No? Ok, I will just change my sig for now.
Take the Red Pill.
But Wikileaks is breaking US Law by knowingly publishing Classified Documents.
No matter how you feel about WikiLeaks, it is not illegal to publish classified documents in the U.S. There is no "state secrets" law like some other nations have. While there are laws that can punish the person who is entrusted with a classification and uses that to leak information, there are none about publishing it. This was affirmed by the Supreme Court after the publication of the Pentagon Papers. Newspapers publish classified information all the time.
You may disagree with those laws, but they exist and have full legal standing.
Not sure why you felt the need to add this rather than providing some evidence, but again, it's not true.
On the one hand, I think Visa should have every right to deny service and access to their private network. It's their network. You shouldn't have any more rights to access it than you have rights to access my own home network. On the hand, I think it's absurd that we are going after someone who is clearly engaged in a journalist effort simply because we don't like how much information he was able to obtain. All attempts to label him anything but a journalist are disingenuous.
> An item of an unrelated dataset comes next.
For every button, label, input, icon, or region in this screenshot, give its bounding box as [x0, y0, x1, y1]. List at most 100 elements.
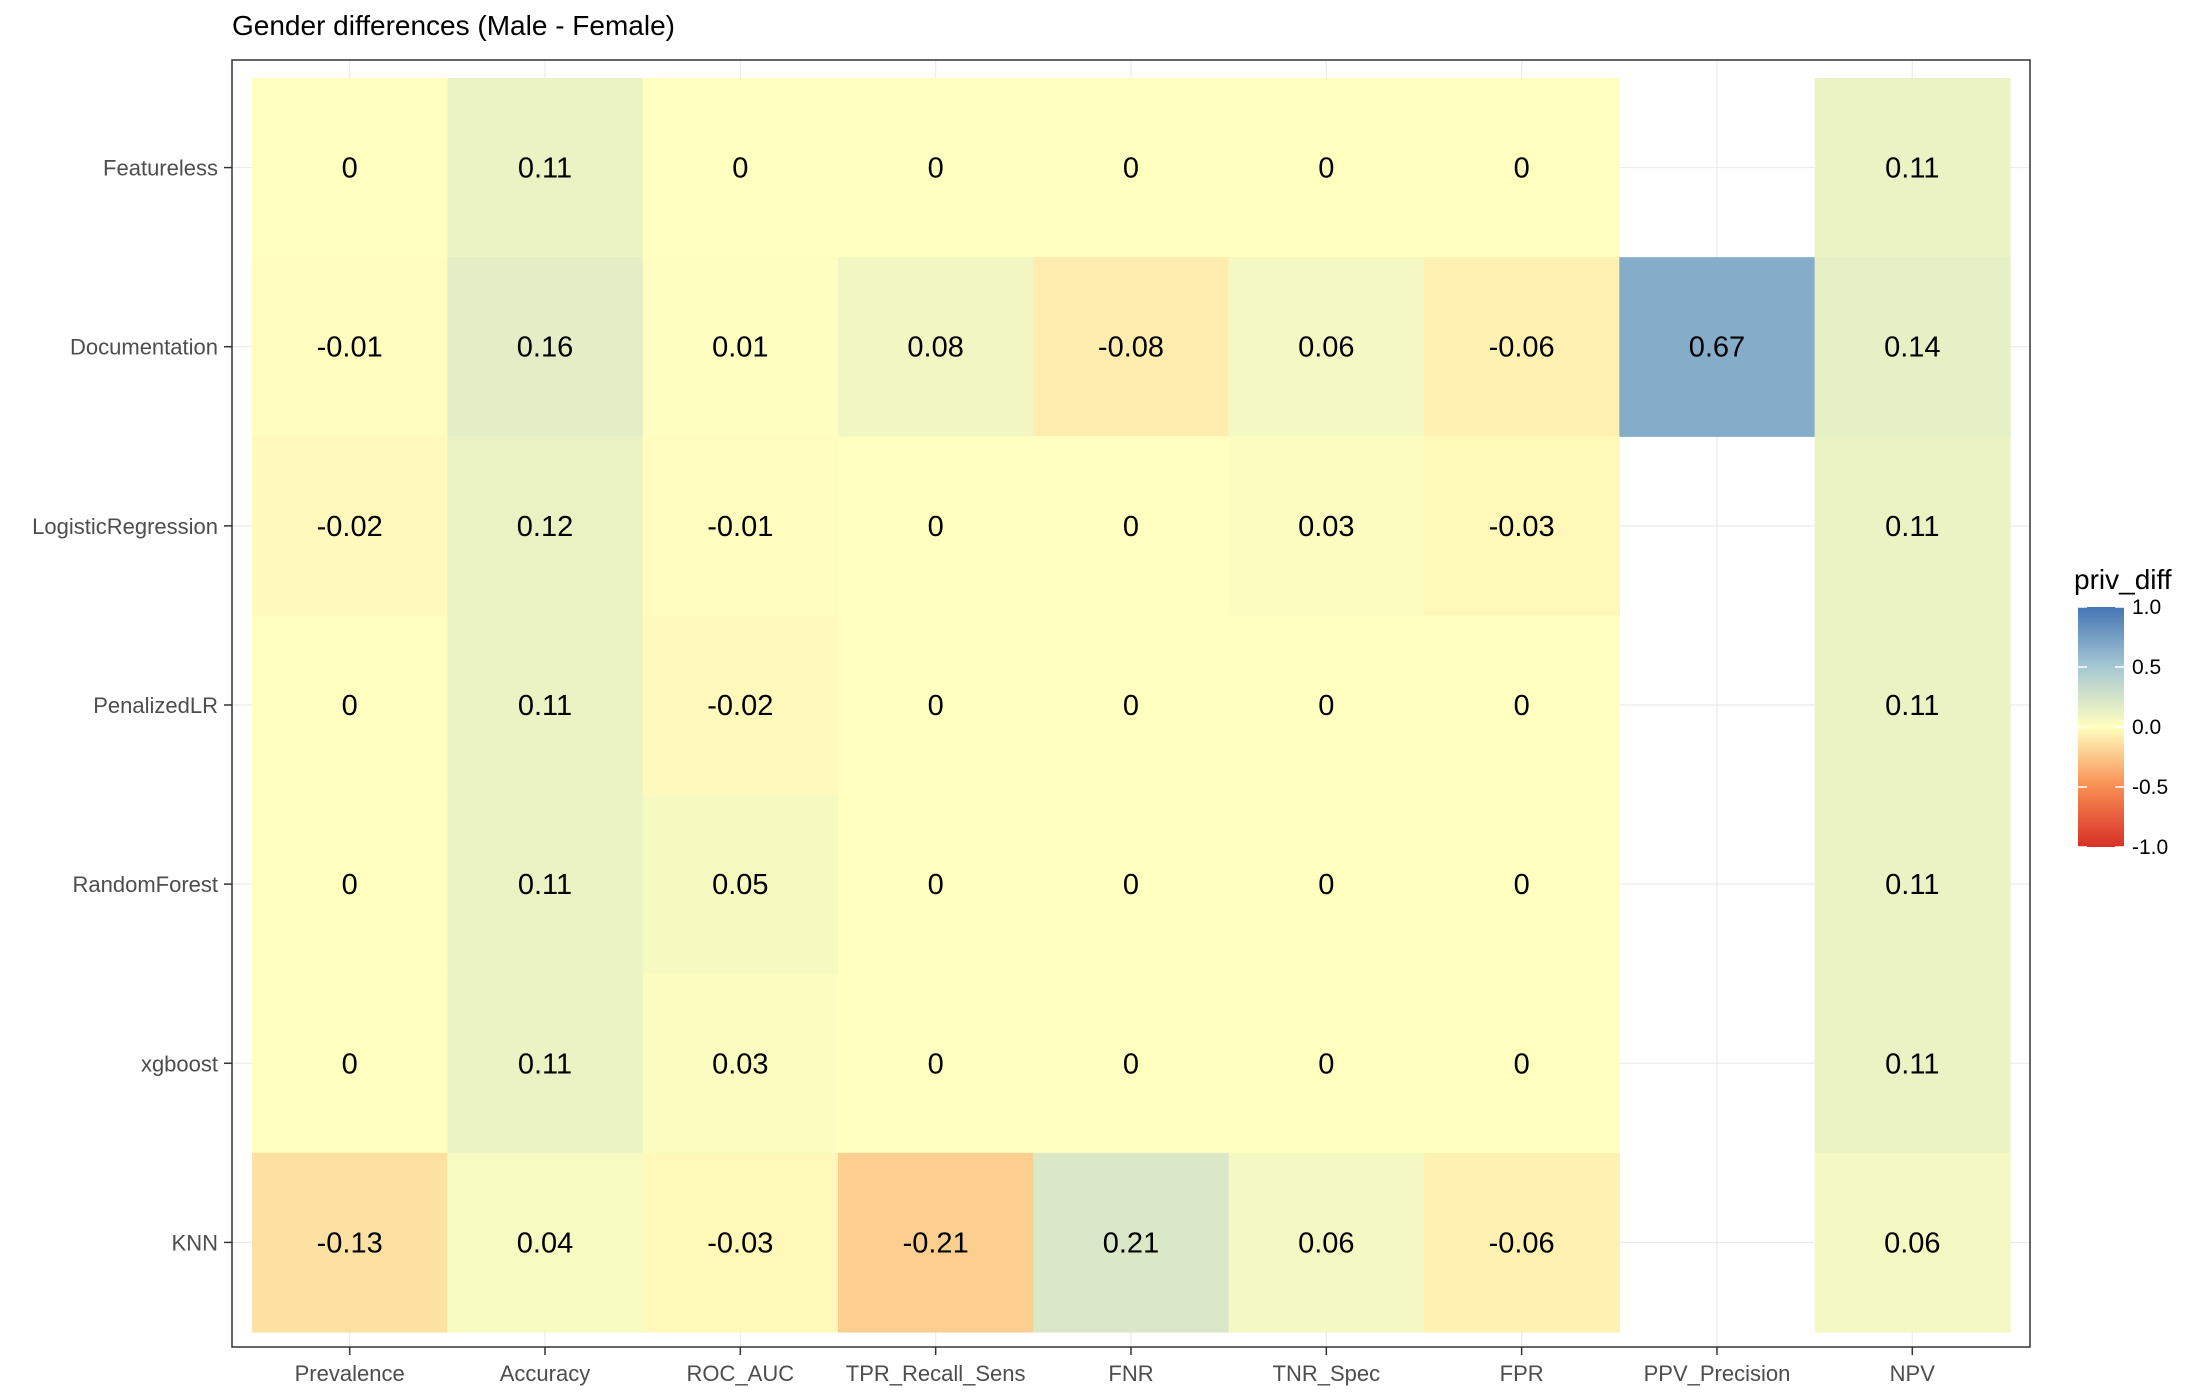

The only reasonable solution I can come with would not be on his side. He should come to the US and sue here. Of course, he'd be forced to stand trial. As well he should. And we would all benefit from his victory in court. The principle that a journalist has a right to publish anything he knows apparently needs to be reaffirmed in the current day and age.
Any guest worker system is indistinguishable from indentured servitude.
It's not informative, it's speculative. It might be insightful, but there's no guarantee that insight is right.
It seems convenient, maybe even likely, that someone in the government told Visa and Mastercard to cut off Wikileaks. But there's no evidence of that.
You know, evidence. The sort of thing that people want against Assange. One of those legal things we like to have in the States, from time to time.
The USA has managed to stop payment processors from handling payments to gaming and poker sites. If they can do this then they can stop donations to Wikileaks and make it stick.
"It's the height of ridiculousness to say for those 9 lines you get hundreds of millions."
Hmm, big claims require big proof, anonymous coward. In the complaint DataCell has filed they say their merchant agreement explicitly mentioned Sunshine Press, and that they also provided hosting and software development services.
They also say Teller (the acquirer) claims there was no violation of VISA/MC rules, and that they audited DataCell and found them to be in 100% compliance.
But anyway, not that any of this matters. As you point out, the actual cause of this is certainly that "somebody" in the US Government had a quick word with these companies. That's completely unacceptable behavior and I hope VISA/MC get slapped for it.